Well, I liked it. I had never heard of BEM before, either, so I'll definitely take a look at that. What gets me about CSS is that, in spite of having used it now for about 20 years, I still don't have an intuitive feel for it. With everything else I work with, I start out with an experimental approach: if I change this, I see this, if I change that, I see this other thing; after usually a few weeks of experimentation, I develop an intuition for it so that I can usually predict what it's going to do before I have to see it do it (admittedly it took more than a few weeks to get to that point with Lisp and assembler). CSS, though, just seems to deny intuition; even after reading the O'Reilly "CSS: The Definitive Guide" book, I don't have the faintest clue what my CSS is going to do until I try it out.

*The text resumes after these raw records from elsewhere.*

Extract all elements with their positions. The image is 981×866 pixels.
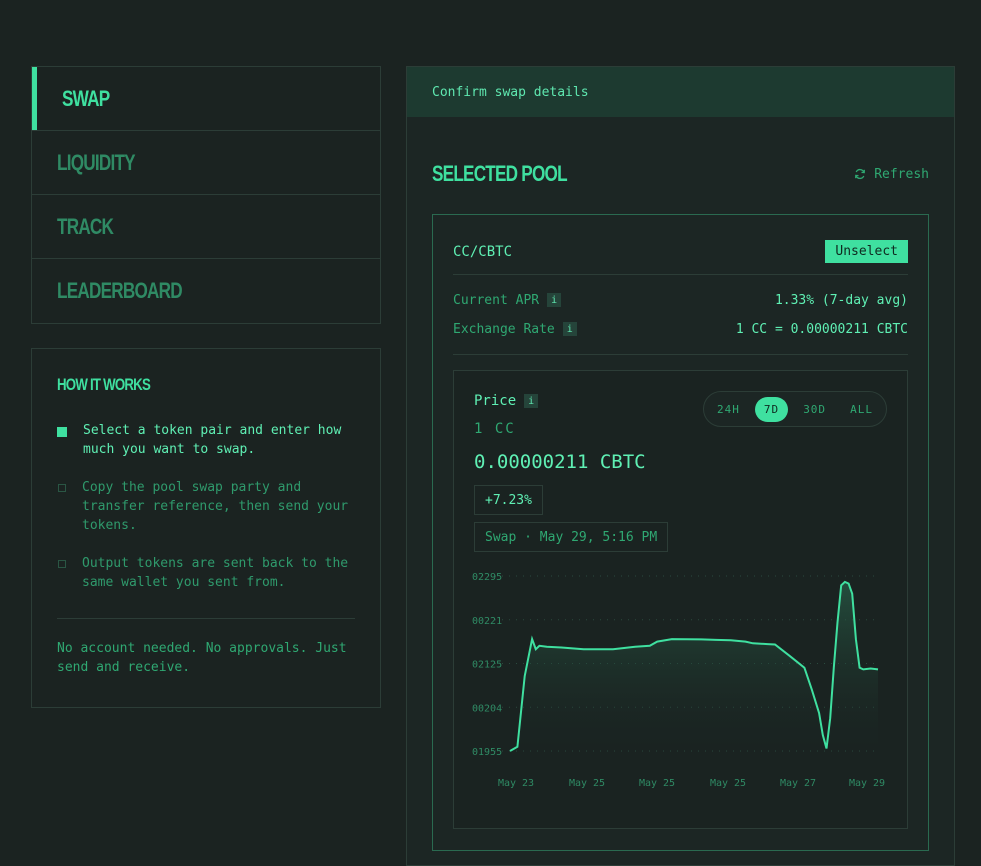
y-tick-label: 02295 bbox=[472, 572, 502, 583]
info-icon[interactable]: i bbox=[524, 394, 539, 408]
nav-item-label: LIQUIDITY bbox=[57, 149, 136, 175]
x-tick-label: May 25 bbox=[569, 778, 605, 789]
step-marker bbox=[58, 560, 66, 568]
x-tick-label: May 29 bbox=[849, 778, 885, 789]
price-change-badge: +7.23% bbox=[474, 485, 543, 515]
pool-pair: CC/CBTC bbox=[453, 243, 513, 260]
step-marker-active bbox=[57, 427, 67, 437]
y-tick-label: 01955 bbox=[472, 747, 502, 758]
how-it-works-card: HOW IT WORKS Select a token pair and ent… bbox=[31, 348, 381, 708]
price-chart-card: Price i 1 CC 0.00000211 CBTC +7.23% Swap… bbox=[453, 370, 908, 829]
refresh-button[interactable]: Refresh bbox=[854, 167, 929, 182]
exchange-rate-row: Exchange Rate i 1 CC = 0.00000211 CBTC bbox=[453, 319, 908, 339]
nav-item-leaderboard[interactable]: LEADERBOARD bbox=[32, 259, 380, 323]
step-item: Output tokens are sent back to the same … bbox=[57, 554, 355, 592]
x-axis-labels: May 23 May 25 May 25 May 25 May 27 May 29 bbox=[498, 778, 885, 789]
nav-item-swap[interactable]: SWAP bbox=[32, 67, 380, 131]
price-base-amount: 1 CC bbox=[474, 421, 516, 437]
y-tick-label: 00221 bbox=[472, 616, 502, 627]
swap-confirm-panel: Confirm swap details SELECTED POOL Refre… bbox=[406, 66, 955, 866]
divider bbox=[57, 618, 355, 619]
divider bbox=[453, 354, 908, 355]
step-text: Select a token pair and enter how much y… bbox=[83, 423, 342, 457]
info-icon[interactable]: i bbox=[547, 293, 562, 307]
time-range-tabs: 24H 7D 30D ALL bbox=[703, 391, 887, 427]
y-tick-label: 00204 bbox=[472, 703, 502, 714]
price-value: 0.00000211 CBTC bbox=[474, 451, 646, 473]
refresh-label: Refresh bbox=[874, 166, 929, 182]
step-text: Output tokens are sent back to the same … bbox=[82, 556, 349, 590]
apr-value: 1.33% (7-day avg) bbox=[774, 292, 908, 308]
panel-header: Confirm swap details bbox=[407, 67, 954, 117]
selected-pool-header: SELECTED POOL Refresh bbox=[432, 159, 929, 189]
x-tick-label: May 27 bbox=[780, 778, 816, 789]
tab-24h[interactable]: 24H bbox=[708, 397, 749, 422]
nav-item-track[interactable]: TRACK bbox=[32, 195, 380, 259]
nav-item-liquidity[interactable]: LIQUIDITY bbox=[32, 131, 380, 195]
x-tick-label: May 25 bbox=[639, 778, 675, 789]
price-label: Price bbox=[474, 393, 517, 409]
pool-card: CC/CBTC Unselect Current APR i 1.33% (7-d… bbox=[432, 214, 929, 851]
how-it-works-title: HOW IT WORKS bbox=[57, 375, 151, 394]
chart-tooltip: Swap · May 29, 5:16 PM bbox=[474, 522, 669, 552]
tab-7d[interactable]: 7D bbox=[754, 396, 789, 422]
tab-30d[interactable]: 30D bbox=[794, 397, 835, 422]
panel-header-title: Confirm swap details bbox=[432, 84, 589, 100]
how-it-works-note: No account needed. No approvals. Just se… bbox=[57, 641, 347, 675]
pool-card-header: CC/CBTC Unselect bbox=[453, 235, 908, 275]
exchange-rate-value: 1 CC = 0.00000211 CBTC bbox=[735, 321, 908, 337]
step-item: Select a token pair and enter how much y… bbox=[57, 421, 355, 459]
nav-item-label: TRACK bbox=[57, 213, 114, 239]
nav-item-label: SWAP bbox=[62, 85, 110, 111]
section-title: SELECTED POOL bbox=[432, 161, 568, 186]
step-item: Copy the pool swap party and transfer re… bbox=[57, 478, 355, 535]
main-nav: SWAP LIQUIDITY TRACK LEADERBOARD bbox=[31, 66, 381, 324]
exchange-rate-label: Exchange Rate bbox=[453, 321, 555, 337]
price-label-row: Price i bbox=[474, 393, 539, 409]
unselect-button[interactable]: Unselect bbox=[825, 240, 908, 263]
step-text: Copy the pool swap party and transfer re… bbox=[82, 480, 349, 533]
refresh-icon bbox=[855, 168, 866, 180]
price-chart[interactable]: 0229500221021250020401955 May 23 May 25 Ma… bbox=[454, 566, 907, 806]
apr-label: Current APR bbox=[453, 292, 540, 308]
x-tick-label: May 25 bbox=[710, 778, 746, 789]
tab-all[interactable]: ALL bbox=[841, 397, 882, 422]
y-axis-labels: 02295 00221 02125 00204 01955 bbox=[472, 572, 502, 758]
chart-area bbox=[510, 581, 878, 751]
nav-item-label: LEADERBOARD bbox=[57, 278, 183, 303]
x-tick-label: May 23 bbox=[498, 778, 534, 789]
apr-row: Current APR i 1.33% (7-day avg) bbox=[453, 290, 908, 310]
step-marker bbox=[58, 484, 66, 492]
y-tick-label: 02125 bbox=[472, 660, 502, 671]
info-icon[interactable]: i bbox=[562, 322, 577, 336]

Hear, hear! Working exclusively in scss, maintaining orderliness and decent discipline, and having - like you - been at it for close on twenty years, I still keep a constant wary eye on my output screen, I still get regular surprises there, I still rely on the browser dev-tools, and I sorely miss the 3d representations they used to have, at least in Firefox.
I have learned to simply accept css for what it is: An unholy legacy kludge we have to live with. Just don't let's speculate on the millions and millions of wasted man-hours over the years.
Welcome to css-tricks.com [0], where you will learn all the current trends. I am a regular reader for things just like this. Where you just want to know what's new and where things are going. Plus they have an amazing stockpile of CSS examples.